Among the court documents are three depositions by then-Bishop Edward Egan, who was in charge of the Bridgeport diocese when most of the lawsuits against priests under his control were filed and adjudicated.

Egan recently retired as the archbishop of New York.

Stories detailing how Egan and other officials in Bridgeport ignored accusations or protected abusive priests were published in The Courant in 2002. The stories were based on some of the secret court documents that the paper obtained on its own.

The case has gone to the state Supreme Court twice since 2002.

The first time came after Judge Robert F. McWeeny at Superior Court in Waterbury granted four newspapers — The Courant, The Boston Globe, The New York Times and The Washington Post — the right to intervene in the closed cases and seek the documents.

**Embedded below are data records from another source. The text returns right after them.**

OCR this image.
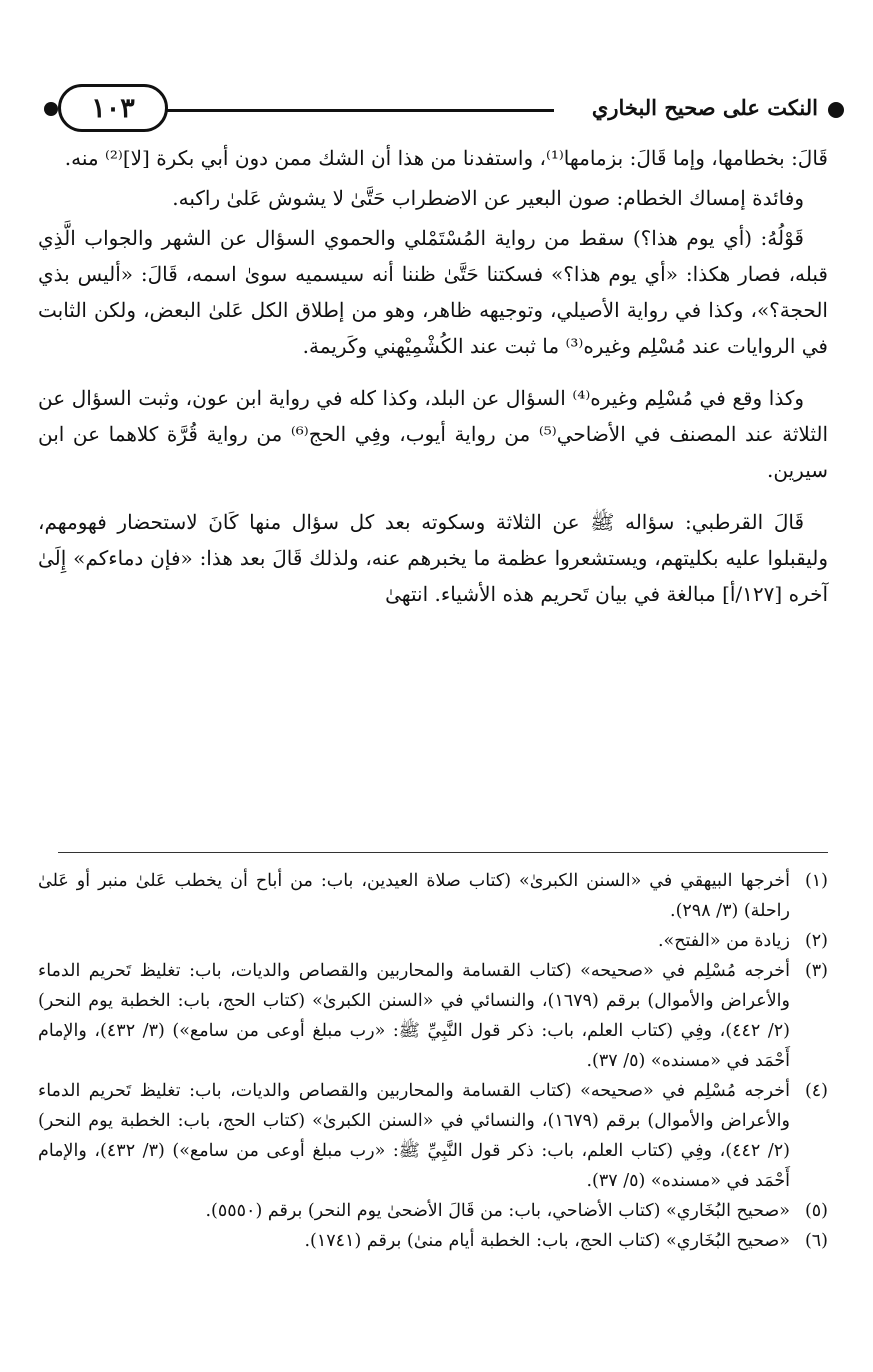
النكت على صحيح البخاري
١٠٣

قَالَ: بخطامها، وإما قَالَ: بزمامها⁽¹⁾، واستفدنا من هذا أن الشك ممن دون أبي بكرة [لا]⁽²⁾ منه.

وفائدة إمساك الخطام: صون البعير عن الاضطراب حَتَّىٰ لا يشوش عَلىٰ راكبه.

قَوْلُهُ: (أي يوم هذا؟) سقط من رواية المُسْتَمْلي والحموي السؤال عن الشهر والجواب الَّذِي قبله، فصار هكذا: «أي يوم هذا؟» فسكتنا حَتَّىٰ ظننا أنه سيسميه سوىٰ اسمه، قَالَ: «أليس بذي الحجة؟»، وكذا في رواية الأصيلي، وتوجيهه ظاهر، وهو من إطلاق الكل عَلىٰ البعض، ولكن الثابت في الروايات عند مُسْلِم وغيره⁽³⁾ ما ثبت عند الكُشْمِيْهني وكَريمة.

وكذا وقع في مُسْلِم وغيره⁽⁴⁾ السؤال عن البلد، وكذا كله في رواية ابن عون، وثبت السؤال عن الثلاثة عند المصنف في الأضاحي⁽⁵⁾ من رواية أيوب، وفِي الحج⁽⁶⁾ من رواية قُرَّة كلاهما عن ابن سيرين.

قَالَ القرطبي: سؤاله ﷺ عن الثلاثة وسكوته بعد كل سؤال منها كَانَ لاستحضار فهومهم، وليقبلوا عليه بكليتهم، ويستشعروا عظمة ما يخبرهم عنه، ولذلك قَالَ بعد هذا: «فإن دماءكم» إِلَىٰ آخره [١٢٧/أ] مبالغة في بيان تَحريم هذه الأشياء. انتهىٰ

(١)
أخرجها البيهقي في «السنن الكبرىٰ» (كتاب صلاة العيدين، باب: من أباح أن يخطب عَلىٰ منبر أو عَلىٰ راحلة) (٣/ ٢٩٨).
(٢)
زيادة من «الفتح».
(٣)
أخرجه مُسْلِم في «صحيحه» (كتاب القسامة والمحاربين والقصاص والديات، باب: تغليظ تَحريم الدماء والأعراض والأموال) برقم (١٦٧٩)، والنسائي في «السنن الكبرىٰ» (كتاب الحج، باب: الخطبة يوم النحر) (٢/ ٤٤٢)، وفِي (كتاب العلم، باب: ذكر قول النَّبِيِّ ﷺ: «رب مبلغ أوعى من سامع») (٣/ ٤٣٢)، والإمام أَحْمَد في «مسنده» (٥/ ٣٧).
(٤)
أخرجه مُسْلِم في «صحيحه» (كتاب القسامة والمحاربين والقصاص والديات، باب: تغليظ تَحريم الدماء والأعراض والأموال) برقم (١٦٧٩)، والنسائي في «السنن الكبرىٰ» (كتاب الحج، باب: الخطبة يوم النحر) (٢/ ٤٤٢)، وفِي (كتاب العلم، باب: ذكر قول النَّبِيِّ ﷺ: «رب مبلغ أوعى من سامع») (٣/ ٤٣٢)، والإمام أَحْمَد في «مسنده» (٥/ ٣٧).
(٥)
«صحيح البُخَاري» (كتاب الأضاحي، باب: من قَالَ الأضحىٰ يوم النحر) برقم (٥٥٥٠).
(٦)
«صحيح البُخَاري» (كتاب الحج، باب: الخطبة أيام منىٰ) برقم (١٧٤١).
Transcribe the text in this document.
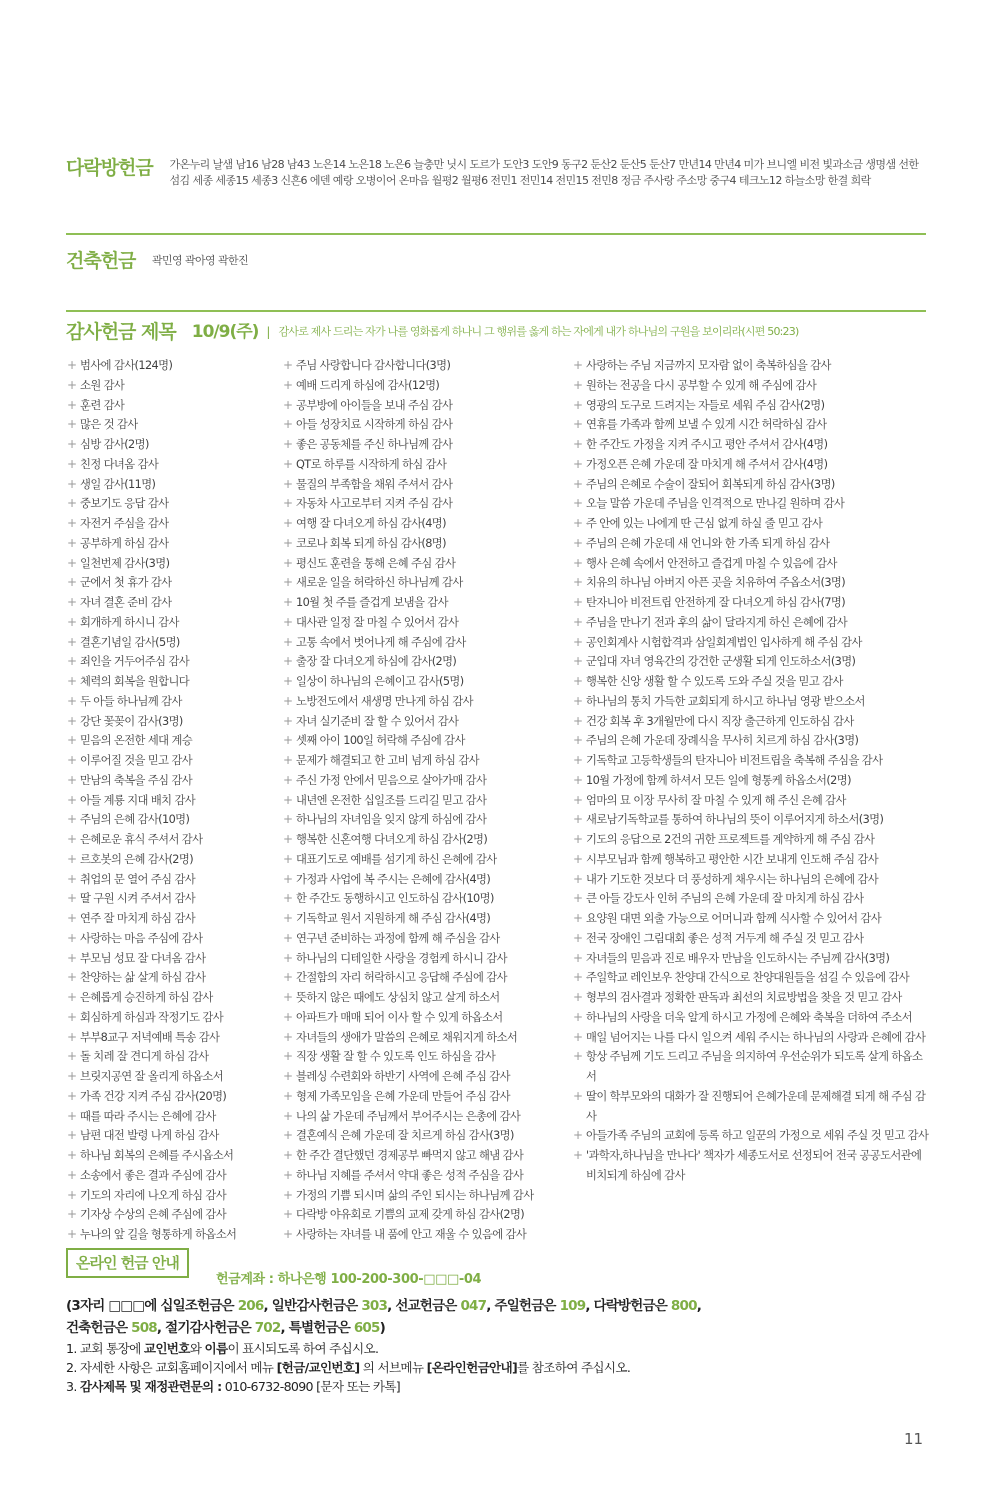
다락방헌금	가온누리 날샘 남16 남28 남43 노은14 노은18 노은6 늘충만 닛시 도르가 도안3 도안9 동구2 둔산2 둔산5 둔산7 만년14 만년4 미가 브니엘 비전 빛과소금 생명샘 선한 섬김 세종 세종15 세종3 신흔6 에덴 예랑 오병이어 온마음 월평2 월평6 전민1 전민14 전민15 전민8 정금 주사랑 주소망 중구4 테크노12 하늘소망 한결 희락
건축헌금	곽민영 곽아영 곽한진
감사헌금 제목 10/9(주) | 감사로 제사 드리는 자가 나를 영화롭게 하나니 그 행위를 옳게 하는 자에게 내가 하나님의 구원을 보이리라(시편 50:23)
+ 범사에 감사(124명)
+ 소원 감사
+ 훈련 감사
+ 많은 것 감사
+ 심방 감사(2명)
+ 친정 다녀옴 감사
+ 생일 감사(11명)
+ 중보기도 응답 감사
+ 자전거 주심을 감사
+ 공부하게 하심 감사
+ 일천번제 감사(3명)
+ 군에서 첫 휴가 감사
+ 자녀 결혼 준비 감사
+ 회개하게 하시니 감사
+ 결혼기념일 감사(5명)
+ 죄인을 거두어주심 감사
+ 체력의 회복을 원합니다
+ 두 아들 하나님께 감사
+ 강단 꽃꽂이 감사(3명)
+ 믿음의 온전한 세대 계승
+ 이루어질 것을 믿고 감사
+ 만남의 축복을 주심 감사
+ 아들 계룡 지대 배치 감사
+ 주님의 은혜 감사(10명)
+ 은혜로운 휴식 주셔서 감사
+ 르호봇의 은혜 감사(2명)
+ 취업의 문 열어 주심 감사
+ 딸 구원 시켜 주셔서 감사
+ 연주 잘 마치게 하심 감사
+ 사랑하는 마음 주심에 감사
+ 부모님 성묘 잘 다녀옴 감사
+ 찬양하는 삶 살게 하심 감사
+ 은혜롭게 승진하게 하심 감사
+ 회심하게 하심과 작정기도 감사
+ 부부8교구 저녁예배 특송 감사
+ 돌 치레 잘 견디게 하심 감사
+ 브릿지공연 잘 올리게 하옵소서
+ 가족 건강 지켜 주심 감사(20명)
+ 때를 따라 주시는 은혜에 감사
+ 남편 대전 발령 나게 하심 감사
+ 하나님 회복의 은혜를 주시옵소서
+ 소송에서 좋은 결과 주심에 감사
+ 기도의 자리에 나오게 하심 감사
+ 기자상 수상의 은혜 주심에 감사
+ 누나의 앞 길을 형통하게 하옵소서
+ 주님 사랑합니다 감사합니다(3명)
+ 예배 드리게 하심에 감사(12명)
+ 공부방에 아이들을 보내 주심 감사
+ 아들 성장치료 시작하게 하심 감사
+ 좋은 공동체를 주신 하나님께 감사
+ QT로 하루를 시작하게 하심 감사
+ 물질의 부족함을 채워 주셔서 감사
+ 자동차 사고로부터 지켜 주심 감사
+ 여행 잘 다녀오게 하심 감사(4명)
+ 코로나 회복 되게 하심 감사(8명)
+ 평신도 훈련을 통해 은혜 주심 감사
+ 새로운 일을 허락하신 하나님께 감사
+ 10월 첫 주를 즐겁게 보냄을 감사
+ 대사관 일정 잘 마칠 수 있어서 감사
+ 고통 속에서 벗어나게 해 주심에 감사
+ 출장 잘 다녀오게 하심에 감사(2명)
+ 일상이 하나님의 은혜이고 감사(5명)
+ 노방전도에서 새생명 만나게 하심 감사
+ 자녀 실기준비 잘 할 수 있어서 감사
+ 셋째 아이 100일 허락해 주심에 감사
+ 문제가 해결되고 한 고비 넘게 하심 감사
+ 주신 가정 안에서 믿음으로 살아가매 감사
+ 내년엔 온전한 십일조를 드리길 믿고 감사
+ 하나님의 자녀임을 잊지 않게 하심에 감사
+ 행복한 신혼여행 다녀오게 하심 감사(2명)
+ 대표기도로 예배를 섬기게 하신 은혜에 감사
+ 가정과 사업에 복 주시는 은혜에 감사(4명)
+ 한 주간도 동행하시고 인도하심 감사(10명)
+ 기독학교 원서 지원하게 해 주심 감사(4명)
+ 연구년 준비하는 과정에 함께 해 주심을 감사
+ 하나님의 디테일한 사랑을 경험케 하시니 감사
+ 간절함의 자리 허락하시고 응답해 주심에 감사
+ 뜻하지 않은 때에도 상심치 않고 살게 하소서
+ 아파트가 매매 되어 이사 할 수 있게 하옵소서
+ 자녀들의 생애가 말씀의 은혜로 채워지게 하소서
+ 직장 생활 잘 할 수 있도록 인도 하심을 감사
+ 블레싱 수련회와 하반기 사역에 은혜 주심 감사
+ 형제 가족모임을 은혜 가운데 만들어 주심 감사
+ 나의 삶 가운데 주님께서 부어주시는 은총에 감사
+ 결혼예식 은혜 가운데 잘 치르게 하심 감사(3명)
+ 한 주간 결단했던 경제공부 빠먹지 않고 해냄 감사
+ 하나님 지혜를 주셔서 약대 좋은 성적 주심을 감사
+ 가정의 기쁨 되시며 삶의 주인 되시는 하나님께 감사
+ 다락방 야유회로 기쁨의 교제 갖게 하심 감사(2명)
+ 사랑하는 자녀를 내 품에 안고 재울 수 있음에 감사
+ 사랑하는 주님 지금까지 모자람 없이 축복하심을 감사
+ 원하는 전공을 다시 공부할 수 있게 해 주심에 감사
+ 영광의 도구로 드려지는 자들로 세워 주심 감사(2명)
+ 연휴를 가족과 함께 보낼 수 있게 시간 허락하심 감사
+ 한 주간도 가정을 지켜 주시고 평안 주셔서 감사(4명)
+ 가정오픈 은혜 가운데 잘 마치게 해 주셔서 감사(4명)
+ 주님의 은혜로 수술이 잘되어 회복되게 하심 감사(3명)
+ 오늘 말씀 가운데 주님을 인격적으로 만나길 원하며 감사
+ 주 안에 있는 나에게 딴 근심 없게 하실 줄 믿고 감사
+ 주님의 은혜 가운데 새 언니와 한 가족 되게 하심 감사
+ 행사 은혜 속에서 안전하고 즐겁게 마칠 수 있음에 감사
+ 치유의 하나님 아버지 아픈 곳을 치유하여 주옵소서(3명)
+ 탄자니아 비전트립 안전하게 잘 다녀오게 하심 감사(7명)
+ 주님을 만나기 전과 후의 삶이 달라지게 하신 은혜에 감사
+ 공인회계사 시험합격과 삼일회계법인 입사하게 해 주심 감사
+ 군입대 자녀 영육간의 강건한 군생활 되게 인도하소서(3명)
+ 행복한 신앙 생활 할 수 있도록 도와 주실 것을 믿고 감사
+ 하나님의 통치 가득한 교회되게 하시고 하나님 영광 받으소서
+ 건강 회복 후 3개월만에 다시 직장 출근하게 인도하심 감사
+ 주님의 은혜 가운데 장례식을 무사히 치르게 하심 감사(3명)
+ 기독학교 고등학생들의 탄자니아 비전트립을 축복해 주심을 감사
+ 10월 가정에 함께 하셔서 모든 일에 형통케 하옵소서(2명)
+ 엄마의 묘 이장 무사히 잘 마칠 수 있게 해 주신 은혜 감사
+ 새로남기독학교를 통하여 하나님의 뜻이 이루어지게 하소서(3명)
+ 기도의 응답으로 2건의 귀한 프로젝트를 계약하게 해 주심 감사
+ 시부모님과 함께 행복하고 평안한 시간 보내게 인도해 주심 감사
+ 내가 기도한 것보다 더 풍성하게 채우시는 하나님의 은혜에 감사
+ 큰 아들 강도사 인허 주님의 은혜 가운데 잘 마치게 하심 감사
+ 요양원 대면 외출 가능으로 어머니과 함께 식사할 수 있어서 감사
+ 전국 장애인 그림대회 좋은 성적 거두게 해 주실 것 믿고 감사
+ 자녀들의 믿음과 진로 배우자 만남을 인도하시는 주님께 감사(3명)
+ 주일학교 레인보우 찬양대 간식으로 찬양대원들을 섬길 수 있음에 감사
+ 형부의 검사결과 정확한 판독과 최선의 치료방법을 찾을 것 믿고 감사
+ 하나님의 사랑을 더욱 알게 하시고 가정에 은혜와 축복을 더하여 주소서
+ 매일 넘어지는 나를 다시 일으켜 세워 주시는 하나님의 사랑과 은혜에 감사
+ 항상 주님께 기도 드리고 주님을 의지하여 우선순위가 되도록 살게 하옵소서
+ 딸이 학부모와의 대화가 잘 진행되어 은혜가운데 문제해결 되게 해 주심 감사
+ 아들가족 주님의 교회에 등록 하고 일꾼의 가정으로 세워 주실 것 믿고 감사
+ '과학자,하나님을 만나다' 책자가 세종도서로 선정되어 전국 공공도서관에 비치되게 하심에 감사
온라인 헌금 안내
헌금계좌 : 하나은행 100-200-300-□□□-04
(3자리 □□□에 십일조헌금은 206, 일반감사헌금은 303, 선교헌금은 047, 주일헌금은 109, 다락방헌금은 800,
건축헌금은 508, 절기감사헌금은 702, 특별헌금은 605)
1. 교회 통장에 교인번호와 이름이 표시되도록 하여 주십시오.
2. 자세한 사항은 교회홈페이지에서 메뉴 [헌금/교인번호] 의 서브메뉴 [온라인헌금안내]를 참조하여 주십시오.
3. 감사제목 및 재정관련문의 : 010-6732-8090 [문자 또는 카톡]
11
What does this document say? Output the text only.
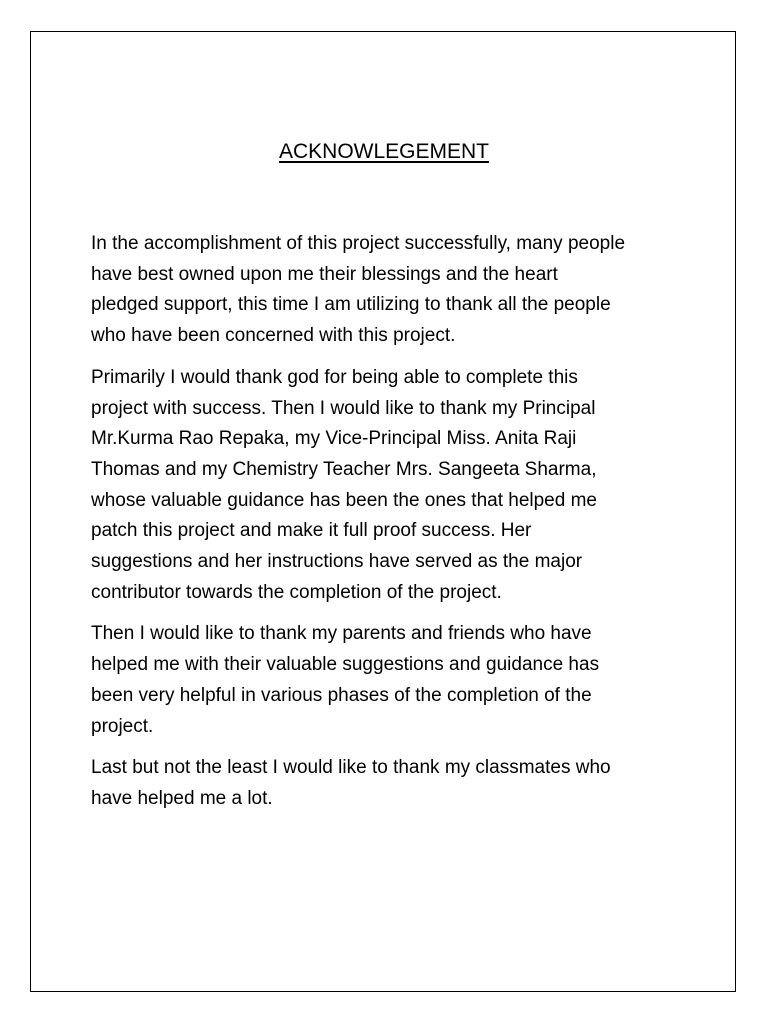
ACKNOWLEGEMENT

In the accomplishment of this project successfully, many people
have best owned upon me their blessings and the heart
pledged support, this time I am utilizing to thank all the people
who have been concerned with this project.

Primarily I would thank god for being able to complete this
project with success. Then I would like to thank my Principal
Mr.Kurma Rao Repaka, my Vice-Principal Miss. Anita Raji
Thomas and my Chemistry Teacher Mrs. Sangeeta Sharma,
whose valuable guidance has been the ones that helped me
patch this project and make it full proof success. Her
suggestions and her instructions have served as the major
contributor towards the completion of the project.

Then I would like to thank my parents and friends who have
helped me with their valuable suggestions and guidance has
been very helpful in various phases of the completion of the
project.

Last but not the least I would like to thank my classmates who
have helped me a lot.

The Bridgeport Roman Catholic Diocesan Corp. appealed that decision, but lost as the court remanded the case to the court in Waterbury, where Judge Jon C. Alander ruled in 2006 that the files should be made public.

Alander ruled that he did not find compelling the argument by the diocese that the files should remain sealed out of concern for ensuring a fair trial, if one became necessary. The diocese argued that this was a legitimate concern because two sex abuse lawsuits are pending and future claims could be brought.

But Alander ruled the "right of access to those documents is particularly strong in these cases due to the extraordinary public interest in knowing whether minors in Connecticut were sexually abused by priests employed by the Diocese and whether the Diocese was responsible for perpetuating that abuse."

The diocese appealed that ruling, sending the case back to the state Supreme Court for the second time.

In its second appeal, the diocese argued that Alander should have recused himself from the case because he was serving at that time on a judicial committee reviewing public access to court documents along with a reporter from The Courant, one of the plaintiffs in the case.

In its latest motion for reconsideration, the diocese argued that the majority did not address all of the facts surrounding Alander's conflict.

The church argued that Alander and The Courant reporter were in effect "teammates" on a committee deciding what Connecticut law should be in regard to public records.

That committee produced a final report that "contained legal analysis of the very issues in dispute in these 23 cases and reached conclusions beneficial to the newspapers' positions in the cases."

The court ruled that just because Alander was a member of the task force did not mean that he couldn't be fair and impartial.

"There is no reason to suggest that a judge who is exposed to information concerning potential future changes to the law while he is presiding over a case that implicates existing law in that area compromises his ability to be impartial," Justice Joette Katz wrote.

In his dissenting opinion, Justice William J. Sullivan wrote that any "person of ordinary intelligence and experience" could question Alander's impartiality.

"Judge Alander served as the chairman of the very committee that was charged with making the recommendations for these new policies and procedures, and he served on the committee with a representative of one of the intervenors in the case," Sullivan wrote.